Başını salladı genç kız. Durumdan memnun olmadığı yüz ifadesinden alenen okunuyordu. Zeytinyağı kaçakçılarının
inine girmeyi hayli istemesine rağmen şu koşullarda operasyona gitmesi mümkün değildi.
Kızıl saçlı kadın böylesine kederli ve yıkık bir haldeyken onu yalnız bırakması doğru olmazdı.

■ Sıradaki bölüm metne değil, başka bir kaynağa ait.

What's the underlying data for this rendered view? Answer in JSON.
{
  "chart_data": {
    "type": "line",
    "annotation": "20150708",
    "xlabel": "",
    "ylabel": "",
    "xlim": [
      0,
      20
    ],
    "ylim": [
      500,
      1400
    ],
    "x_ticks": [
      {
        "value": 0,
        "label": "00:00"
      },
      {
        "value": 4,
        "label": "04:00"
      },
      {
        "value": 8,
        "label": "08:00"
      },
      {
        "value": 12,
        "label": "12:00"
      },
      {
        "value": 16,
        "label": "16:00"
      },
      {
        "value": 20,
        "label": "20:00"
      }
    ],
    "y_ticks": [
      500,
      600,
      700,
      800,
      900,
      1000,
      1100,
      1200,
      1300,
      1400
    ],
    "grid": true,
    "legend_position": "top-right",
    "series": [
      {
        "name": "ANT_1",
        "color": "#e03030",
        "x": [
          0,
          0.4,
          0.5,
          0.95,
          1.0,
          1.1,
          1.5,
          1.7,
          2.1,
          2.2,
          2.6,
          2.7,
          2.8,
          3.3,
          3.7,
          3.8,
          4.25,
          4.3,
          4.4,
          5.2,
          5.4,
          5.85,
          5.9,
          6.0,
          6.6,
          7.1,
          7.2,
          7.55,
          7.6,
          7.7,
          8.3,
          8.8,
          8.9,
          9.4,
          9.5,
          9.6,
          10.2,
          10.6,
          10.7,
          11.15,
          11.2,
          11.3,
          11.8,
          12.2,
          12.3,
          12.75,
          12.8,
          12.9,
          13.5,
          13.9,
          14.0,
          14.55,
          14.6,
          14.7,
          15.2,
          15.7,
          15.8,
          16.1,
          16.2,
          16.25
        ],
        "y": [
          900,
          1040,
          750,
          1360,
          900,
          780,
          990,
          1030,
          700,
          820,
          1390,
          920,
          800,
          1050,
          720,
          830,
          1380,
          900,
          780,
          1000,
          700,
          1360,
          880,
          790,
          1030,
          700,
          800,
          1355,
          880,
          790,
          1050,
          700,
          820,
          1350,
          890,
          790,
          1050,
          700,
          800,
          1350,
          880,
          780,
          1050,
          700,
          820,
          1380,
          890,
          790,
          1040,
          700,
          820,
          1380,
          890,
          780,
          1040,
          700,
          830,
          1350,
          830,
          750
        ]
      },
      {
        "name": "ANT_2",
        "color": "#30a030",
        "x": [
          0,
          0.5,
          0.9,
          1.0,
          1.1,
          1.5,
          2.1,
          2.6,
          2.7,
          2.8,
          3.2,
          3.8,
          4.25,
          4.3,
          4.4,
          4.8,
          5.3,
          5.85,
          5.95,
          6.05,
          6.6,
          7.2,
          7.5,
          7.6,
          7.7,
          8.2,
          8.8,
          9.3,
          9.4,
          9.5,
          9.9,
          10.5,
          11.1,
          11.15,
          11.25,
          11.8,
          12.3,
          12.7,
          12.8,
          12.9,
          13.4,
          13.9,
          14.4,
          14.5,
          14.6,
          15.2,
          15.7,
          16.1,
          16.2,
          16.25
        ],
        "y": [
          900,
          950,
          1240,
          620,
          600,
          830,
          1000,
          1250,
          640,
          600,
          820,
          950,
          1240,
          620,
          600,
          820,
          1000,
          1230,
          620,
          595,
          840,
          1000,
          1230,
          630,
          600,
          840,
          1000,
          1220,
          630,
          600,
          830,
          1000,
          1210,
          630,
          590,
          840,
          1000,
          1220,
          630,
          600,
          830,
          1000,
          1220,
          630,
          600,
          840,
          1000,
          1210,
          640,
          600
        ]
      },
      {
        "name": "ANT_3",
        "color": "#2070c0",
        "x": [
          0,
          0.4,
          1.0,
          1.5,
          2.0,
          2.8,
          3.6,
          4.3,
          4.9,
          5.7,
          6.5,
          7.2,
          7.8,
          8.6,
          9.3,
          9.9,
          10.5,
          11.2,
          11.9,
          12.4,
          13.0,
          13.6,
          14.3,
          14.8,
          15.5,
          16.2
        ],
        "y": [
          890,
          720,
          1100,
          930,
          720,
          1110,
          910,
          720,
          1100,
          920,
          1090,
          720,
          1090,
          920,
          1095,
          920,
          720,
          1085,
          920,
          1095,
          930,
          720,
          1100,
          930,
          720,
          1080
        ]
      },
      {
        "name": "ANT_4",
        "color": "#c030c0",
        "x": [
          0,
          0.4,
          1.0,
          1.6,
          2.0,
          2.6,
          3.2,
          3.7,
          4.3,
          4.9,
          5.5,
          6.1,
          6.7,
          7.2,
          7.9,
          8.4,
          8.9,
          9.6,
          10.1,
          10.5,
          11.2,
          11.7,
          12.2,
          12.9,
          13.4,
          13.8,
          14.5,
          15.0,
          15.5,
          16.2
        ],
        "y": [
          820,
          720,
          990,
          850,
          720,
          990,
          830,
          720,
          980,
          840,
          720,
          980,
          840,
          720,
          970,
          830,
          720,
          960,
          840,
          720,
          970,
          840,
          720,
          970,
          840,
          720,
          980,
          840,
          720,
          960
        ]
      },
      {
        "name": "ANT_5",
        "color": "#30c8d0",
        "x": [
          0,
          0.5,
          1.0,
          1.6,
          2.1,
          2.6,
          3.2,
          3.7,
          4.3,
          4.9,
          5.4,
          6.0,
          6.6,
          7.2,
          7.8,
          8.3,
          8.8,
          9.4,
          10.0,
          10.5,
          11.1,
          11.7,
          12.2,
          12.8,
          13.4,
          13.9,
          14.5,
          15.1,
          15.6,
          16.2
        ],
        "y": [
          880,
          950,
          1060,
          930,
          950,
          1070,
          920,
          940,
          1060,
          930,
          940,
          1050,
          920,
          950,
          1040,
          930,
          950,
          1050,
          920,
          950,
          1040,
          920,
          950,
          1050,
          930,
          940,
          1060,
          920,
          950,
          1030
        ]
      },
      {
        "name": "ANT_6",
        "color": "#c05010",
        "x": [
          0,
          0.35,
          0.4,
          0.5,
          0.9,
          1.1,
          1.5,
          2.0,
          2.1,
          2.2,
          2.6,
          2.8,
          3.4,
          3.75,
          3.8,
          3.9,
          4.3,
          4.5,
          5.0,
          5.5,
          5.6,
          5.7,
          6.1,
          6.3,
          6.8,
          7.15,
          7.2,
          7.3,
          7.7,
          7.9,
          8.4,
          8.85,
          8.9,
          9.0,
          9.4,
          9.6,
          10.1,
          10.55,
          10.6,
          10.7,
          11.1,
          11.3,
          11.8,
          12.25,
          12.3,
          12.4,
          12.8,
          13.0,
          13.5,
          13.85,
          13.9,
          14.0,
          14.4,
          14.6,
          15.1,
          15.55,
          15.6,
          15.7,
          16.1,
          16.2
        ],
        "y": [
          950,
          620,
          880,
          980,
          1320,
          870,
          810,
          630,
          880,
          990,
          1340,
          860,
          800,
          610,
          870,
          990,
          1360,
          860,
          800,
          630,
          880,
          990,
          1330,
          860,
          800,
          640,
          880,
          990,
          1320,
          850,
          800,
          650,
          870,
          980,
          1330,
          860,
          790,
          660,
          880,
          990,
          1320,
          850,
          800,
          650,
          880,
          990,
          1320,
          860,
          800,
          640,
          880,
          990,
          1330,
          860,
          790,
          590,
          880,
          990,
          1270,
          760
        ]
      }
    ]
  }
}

Hilmi Abi'nin evsiz insanlar için bedava yemek ve
yatacak yer sağladığı küçük bir pansiyonu vardı. Kimsenin etlisine sütlüsüne
karışmayan babacan bir esnaftı Hilmi. Eskiden aristokratların mahallesinde berberlik yapardı. Ters konuşan bir soyluya yumruk attığı için eski işini bırakmak zorunda kaldığı söyleniyordu. Eh, gerçeği ancak Allah bilirdi. Pansiyonun bodrum
katında örgüt mensupları bir araya gelip gizli toplantılar gerçekleştiriyordu.
Şimdiye kadar hiçbir bekçinin kuşkusunu çekmeden toplanmayı ve selametle
evlerine dağılmayı başarmışlardı. Ama her zaman yakalanma ihtimali enselerinde geziniyordu. Umulurdu ki şansları aynı şekilde devam etsin.
Kadının ben buradayım diye bangır bangır bağıran canlı kızıl saçlarını
saklamak için başına kahverengi bir eşarp bağladı Münire. Omuzlarına da basit
bir şal attı. Buna rağmen inatçı iri bukleler kaygan eşarbın altından dışarı
çıktı. Yapacak bir şey yoktu. Genç kızın aklına başka da fikir gelmiyordu çünkü. Kızılın
suratına koyu camlı bir gözlük taktıktan sonra etraftaki kuşkulu bakışların bir nebze azaldığını hissetti. Vakit hızla akarken iki kadın oyalanmadan harekete
geçmişti. Kol kola girip en tenha sokakları kullanarak seri bir şekilde yolları tükettiler. Şu ıslak yeşil gözlerin bekçiler tarafından görülmemesi lazımdı. Zira renkli gözler
ülkede pek yaygın değildi. Hatta yakın tarihlerde renkli lens takmakla alakalı bir yasağın çıkacağından bahsediliyordu.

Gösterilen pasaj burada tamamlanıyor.